Fraudes em fundos de pensão durante a gestão petista geraram perdas de R$ 54 bilhões

Brasília (DF) – Após o esquema de corrupção e cartel na Petrobras investigado pela Lava Jato, a operação da Polícia Federal que mais impressiona pelo volume de prejuízos, quantidade de investigados e de lesados é a Greenfield, que apura fraudes nos fundos de pensão. Segundo as investigações, a conduta de 50 grupos econômicos durante a gestão petista gerou prejuízos de R$ 53,8 bilhões, que afetam as vidas de quase dois milhões de funcionários públicos na ativa e aposentados. As informações são do jornal O Estado de S. Paulo.

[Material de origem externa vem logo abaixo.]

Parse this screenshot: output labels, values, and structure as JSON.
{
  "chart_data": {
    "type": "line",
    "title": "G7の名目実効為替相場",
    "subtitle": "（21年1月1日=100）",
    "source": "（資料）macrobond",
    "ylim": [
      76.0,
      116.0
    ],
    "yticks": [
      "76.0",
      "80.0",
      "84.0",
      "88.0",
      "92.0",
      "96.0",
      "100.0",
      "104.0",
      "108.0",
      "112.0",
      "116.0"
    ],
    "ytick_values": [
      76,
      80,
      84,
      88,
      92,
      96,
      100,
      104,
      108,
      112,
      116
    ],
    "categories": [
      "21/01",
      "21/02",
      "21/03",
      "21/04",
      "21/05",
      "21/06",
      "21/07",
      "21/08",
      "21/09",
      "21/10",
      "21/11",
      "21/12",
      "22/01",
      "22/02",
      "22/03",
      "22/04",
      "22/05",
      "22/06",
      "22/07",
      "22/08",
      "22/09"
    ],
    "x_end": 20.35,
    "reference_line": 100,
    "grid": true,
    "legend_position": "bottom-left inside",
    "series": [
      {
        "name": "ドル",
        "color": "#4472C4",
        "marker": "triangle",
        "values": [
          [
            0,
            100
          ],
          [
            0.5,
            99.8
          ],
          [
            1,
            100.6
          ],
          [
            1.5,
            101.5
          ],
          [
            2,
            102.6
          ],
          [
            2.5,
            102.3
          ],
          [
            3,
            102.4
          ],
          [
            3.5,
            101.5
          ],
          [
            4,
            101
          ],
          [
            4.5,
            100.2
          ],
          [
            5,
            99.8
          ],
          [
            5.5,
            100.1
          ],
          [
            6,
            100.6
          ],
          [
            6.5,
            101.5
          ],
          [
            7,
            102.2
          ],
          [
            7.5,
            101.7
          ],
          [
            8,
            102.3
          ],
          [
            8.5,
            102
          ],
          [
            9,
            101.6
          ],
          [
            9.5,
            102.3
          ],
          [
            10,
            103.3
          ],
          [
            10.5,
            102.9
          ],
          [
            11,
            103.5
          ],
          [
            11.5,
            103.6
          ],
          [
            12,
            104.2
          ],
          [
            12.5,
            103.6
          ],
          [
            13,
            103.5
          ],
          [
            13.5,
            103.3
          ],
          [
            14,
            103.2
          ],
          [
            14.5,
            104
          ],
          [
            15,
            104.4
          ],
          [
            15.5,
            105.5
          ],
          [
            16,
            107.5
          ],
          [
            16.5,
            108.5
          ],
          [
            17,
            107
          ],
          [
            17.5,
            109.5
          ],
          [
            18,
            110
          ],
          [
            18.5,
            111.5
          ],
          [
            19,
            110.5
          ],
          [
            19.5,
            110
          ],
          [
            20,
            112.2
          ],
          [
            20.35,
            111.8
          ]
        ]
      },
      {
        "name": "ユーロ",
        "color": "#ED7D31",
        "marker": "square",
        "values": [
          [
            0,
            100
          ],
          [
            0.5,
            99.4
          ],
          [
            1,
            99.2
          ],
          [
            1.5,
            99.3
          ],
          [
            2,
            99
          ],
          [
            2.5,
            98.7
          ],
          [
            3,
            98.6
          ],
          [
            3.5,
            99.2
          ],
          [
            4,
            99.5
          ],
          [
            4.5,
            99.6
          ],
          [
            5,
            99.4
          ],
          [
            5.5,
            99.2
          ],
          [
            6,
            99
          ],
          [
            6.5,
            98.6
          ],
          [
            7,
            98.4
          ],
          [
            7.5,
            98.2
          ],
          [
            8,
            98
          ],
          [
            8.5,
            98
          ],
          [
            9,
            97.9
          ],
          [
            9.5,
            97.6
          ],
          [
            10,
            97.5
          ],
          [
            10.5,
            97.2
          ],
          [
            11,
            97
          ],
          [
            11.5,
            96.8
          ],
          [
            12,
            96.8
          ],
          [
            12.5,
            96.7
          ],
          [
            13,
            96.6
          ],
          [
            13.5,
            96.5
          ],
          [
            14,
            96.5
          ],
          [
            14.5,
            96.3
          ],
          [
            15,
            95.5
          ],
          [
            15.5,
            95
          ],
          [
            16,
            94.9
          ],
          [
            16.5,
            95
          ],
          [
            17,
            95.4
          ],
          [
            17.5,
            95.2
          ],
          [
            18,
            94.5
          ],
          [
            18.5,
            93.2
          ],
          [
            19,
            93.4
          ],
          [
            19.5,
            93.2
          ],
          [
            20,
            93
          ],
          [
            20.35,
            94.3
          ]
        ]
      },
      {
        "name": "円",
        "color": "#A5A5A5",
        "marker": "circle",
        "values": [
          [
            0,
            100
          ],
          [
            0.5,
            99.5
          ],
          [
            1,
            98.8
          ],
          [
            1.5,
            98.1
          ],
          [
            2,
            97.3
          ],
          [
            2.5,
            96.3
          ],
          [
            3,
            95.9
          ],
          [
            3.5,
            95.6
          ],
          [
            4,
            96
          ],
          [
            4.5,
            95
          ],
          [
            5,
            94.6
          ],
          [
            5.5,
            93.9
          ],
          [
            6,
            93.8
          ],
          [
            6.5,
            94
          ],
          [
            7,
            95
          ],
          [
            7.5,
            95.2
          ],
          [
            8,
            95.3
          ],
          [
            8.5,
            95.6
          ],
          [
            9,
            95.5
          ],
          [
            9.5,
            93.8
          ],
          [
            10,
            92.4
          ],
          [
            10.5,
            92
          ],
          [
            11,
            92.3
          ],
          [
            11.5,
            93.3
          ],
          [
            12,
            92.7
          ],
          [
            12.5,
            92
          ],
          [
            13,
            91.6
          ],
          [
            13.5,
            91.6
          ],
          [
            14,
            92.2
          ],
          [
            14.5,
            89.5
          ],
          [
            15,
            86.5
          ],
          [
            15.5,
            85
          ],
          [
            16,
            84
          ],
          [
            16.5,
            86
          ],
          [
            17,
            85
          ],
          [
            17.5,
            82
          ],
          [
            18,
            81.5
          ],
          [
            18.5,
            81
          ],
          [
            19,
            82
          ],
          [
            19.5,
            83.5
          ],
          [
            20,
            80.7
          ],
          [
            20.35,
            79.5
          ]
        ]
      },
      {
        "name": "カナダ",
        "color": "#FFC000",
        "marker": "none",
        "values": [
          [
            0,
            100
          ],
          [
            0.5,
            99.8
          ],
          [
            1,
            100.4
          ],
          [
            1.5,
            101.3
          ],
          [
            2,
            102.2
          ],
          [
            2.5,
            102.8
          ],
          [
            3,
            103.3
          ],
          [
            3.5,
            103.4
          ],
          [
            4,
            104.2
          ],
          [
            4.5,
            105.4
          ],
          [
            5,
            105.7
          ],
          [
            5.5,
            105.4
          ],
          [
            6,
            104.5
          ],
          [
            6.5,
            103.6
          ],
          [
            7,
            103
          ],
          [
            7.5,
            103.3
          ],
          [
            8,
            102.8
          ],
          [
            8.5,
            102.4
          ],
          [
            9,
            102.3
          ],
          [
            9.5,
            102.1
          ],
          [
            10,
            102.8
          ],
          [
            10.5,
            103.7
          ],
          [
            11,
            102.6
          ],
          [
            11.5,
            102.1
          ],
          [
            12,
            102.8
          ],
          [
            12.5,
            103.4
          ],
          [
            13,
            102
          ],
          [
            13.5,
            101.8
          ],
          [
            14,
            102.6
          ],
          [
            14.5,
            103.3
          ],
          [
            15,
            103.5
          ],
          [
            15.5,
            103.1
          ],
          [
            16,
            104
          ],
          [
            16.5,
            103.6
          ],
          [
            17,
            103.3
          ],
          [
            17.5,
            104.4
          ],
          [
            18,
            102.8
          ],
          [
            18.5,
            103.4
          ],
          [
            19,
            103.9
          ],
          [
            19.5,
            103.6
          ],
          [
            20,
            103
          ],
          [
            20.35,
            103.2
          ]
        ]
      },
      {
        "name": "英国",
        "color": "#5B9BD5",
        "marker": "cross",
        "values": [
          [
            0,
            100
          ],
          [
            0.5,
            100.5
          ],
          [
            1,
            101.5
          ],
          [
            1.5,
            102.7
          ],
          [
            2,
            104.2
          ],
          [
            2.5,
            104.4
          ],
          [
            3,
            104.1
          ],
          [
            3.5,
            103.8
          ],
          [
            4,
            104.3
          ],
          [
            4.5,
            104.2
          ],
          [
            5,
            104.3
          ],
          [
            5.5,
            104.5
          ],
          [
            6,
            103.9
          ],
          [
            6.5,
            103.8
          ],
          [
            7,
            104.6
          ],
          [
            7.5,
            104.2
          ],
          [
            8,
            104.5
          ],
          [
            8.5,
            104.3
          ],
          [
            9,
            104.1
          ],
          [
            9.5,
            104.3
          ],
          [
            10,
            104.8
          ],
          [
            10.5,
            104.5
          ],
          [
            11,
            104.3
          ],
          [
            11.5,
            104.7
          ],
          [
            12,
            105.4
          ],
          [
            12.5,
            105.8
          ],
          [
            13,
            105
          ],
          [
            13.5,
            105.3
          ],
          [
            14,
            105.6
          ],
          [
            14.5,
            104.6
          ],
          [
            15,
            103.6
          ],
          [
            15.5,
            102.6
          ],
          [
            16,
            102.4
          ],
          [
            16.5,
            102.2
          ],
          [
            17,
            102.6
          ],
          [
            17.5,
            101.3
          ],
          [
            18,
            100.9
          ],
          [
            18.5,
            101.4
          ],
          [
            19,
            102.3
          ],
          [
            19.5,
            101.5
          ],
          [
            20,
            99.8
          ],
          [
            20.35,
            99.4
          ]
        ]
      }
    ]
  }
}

Para se ter uma ideia, quando a operação foi deflagrada, em março deste ano, os investigadores estimavam que dez grupos estariam envolvidos, com um prejuízo aproximado de R$ 8 bilhões. A real extensão do esquema, à medida que novas provas foram surgindo, surpreendeu a todos. “Os prejuízos e os valores (envolvidos) são muito altos”, afirmou o procurador da República Andrey Borges de Mendonça.

Agora, a investigação cresceu a tal ponto que a Greenfield englobou os resultados de outras duas operações, a Cui Bono, que avalia a cobrança de propina na liberação de empréstimos da Caixa Econômica Federal, e a Sépsis, que investiga um suposto esquema de pagamento de propinas para liberação de recursos do FI-FGTS, mantido com dinheiro dos trabalhadores. Isso porque as três operações investigam a gestão e o dinheiro dos chamados investidores institucionais, que incluem grandes fundos de pensão de estatais como o Previ, do Banco do Brasil, e o Petros, dos funcionários da Petrobras.

É preciso lembrar que a maior parte dos recursos desviados pertence a assalariados de empresas privadas e servidores, como bancários e professores de escolas públicas, que foram surpreendidos pelos prejuízos. No Funcef, por exemplo, fundo de pensão dos funcionários da Caixa, o déficit chega a R$ 17 bilhões, e será compartilhado entre empregados e aposentados.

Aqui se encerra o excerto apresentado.